Other sensations possibly indicating fatty liver disease include nausea and tenderness, or pain, in the liver area.
In later stages of the disease, when the liver begins to really struggle, sensations might include intensely itchy skin, frequent nosebleeds, and right shoulder pain.
The liver is a “vital organ” that absorbs nutrients and detoxifies and removes harmful substances from the blood.
When the organ is injured, toxins will no longer be removed from the blood as they once were.
Consequently, toxins will start to build up in the body, and “life-threatening” consequences can emerge, the NHS warned.
Cirrhosis causes tiredness, weakness, nausea, weight loss, deterioration of muscle, and red patches to develop on the palms of the hands.
As cirrhosis worsens, you might vomit blood, excrete dark pee and tarry-looking faeces, and experience easy bruising.
Furthermore, jaundice can develop which is where the whites of the eyes and the skin take on a yellow hue.
Do not be surprised if the legs or stomach become swollen due to a build-up of fluids.
To help extend your life, if you are displaying symptoms of cirrhosis, do book an appointment with your doctor.
There are numerous lifestyle changes one could make in order to help extend their life.

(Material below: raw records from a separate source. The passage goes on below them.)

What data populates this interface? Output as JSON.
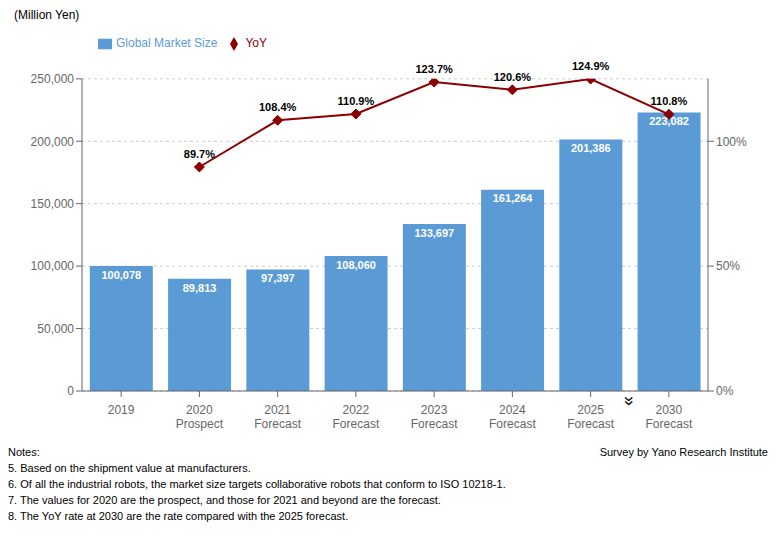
{
  "chart_data": {
    "type": "bar",
    "categories": [
      "2019",
      "2020\nProspect",
      "2021\nForecast",
      "2022\nForecast",
      "2023\nForecast",
      "2024\nForecast",
      "2025\nForecast",
      "2030\nForecast"
    ],
    "series": [
      {
        "name": "Global Market Size",
        "type": "bar",
        "color": "#5B9BD5",
        "values": [
          100078,
          89813,
          97397,
          108060,
          133697,
          161264,
          201386,
          223082
        ],
        "value_labels": [
          "100,078",
          "89,813",
          "97,397",
          "108,060",
          "133,697",
          "161,264",
          "201,386",
          "223,082"
        ]
      },
      {
        "name": "YoY",
        "type": "line",
        "axis": "y2",
        "color": "#8B0000",
        "marker": "diamond",
        "values": [
          null,
          89.7,
          108.4,
          110.9,
          123.7,
          120.6,
          124.9,
          110.8
        ],
        "value_labels": [
          null,
          "89.7%",
          "108.4%",
          "110.9%",
          "123.7%",
          "120.6%",
          "124.9%",
          "110.8%"
        ]
      }
    ],
    "ylabel": "(Million Yen)",
    "ylim": [
      0,
      250000
    ],
    "yticks": [
      0,
      {
        "value": 50000,
        "label": "50,000"
      },
      {
        "value": 100000,
        "label": "100,000"
      },
      {
        "value": 150000,
        "label": "150,000"
      },
      {
        "value": 200000,
        "label": "200,000"
      },
      {
        "value": 250000,
        "label": "250,000"
      }
    ],
    "y2lim": [
      0,
      125
    ],
    "y2ticks": [
      {
        "value": 0,
        "label": "0%"
      },
      {
        "value": 50,
        "label": "50%"
      },
      {
        "value": 100,
        "label": "100%"
      }
    ],
    "grid": true,
    "data_labels": true,
    "annotations": [
      "»",
      "Notes:",
      "Survey by Yano Research Institute",
      "5. Based on the shipment value at manufacturers.",
      "6. Of all the industrial robots, the market size targets collaborative robots that conform to ISO 10218-1.",
      "7. The values for 2020 are the prospect, and those for 2021 and beyond are the forecast.",
      "8. The YoY rate at 2030 are the rate compared with the 2025 forecast."
    ]
  }
}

If you have a scarred liver, then it’s extremely important to not drink alcohol and to not smoke.
Should you be overweight, you will also need to exercise more and to eat healthily in order to shift the extra pounds.
“If cirrhosis progresses and your liver is severely damaged, a liver transplant may be the only treatment option,” the NHS states.
“This is a major operation that involves removing your diseased liver and replacing it with a healthy liver from a donor.”
Unfortunately, the waiting time for a suitable donor could be lengthy, which is why it’s better to reduce your risk of disease rather than treat it.
Adopting a healthy lifestyle is the best preventative tool against fatty liver disease.
One of the best things you can do is to aim for a healthy body mass index (BMI), which is between 18.5 to 24.9.
In tandem with a healthy weight, you will need to eat a balanced diet, high in fruits and vegetables.
Moreover, incorporating daily exercise into your daily routine will be mandatory.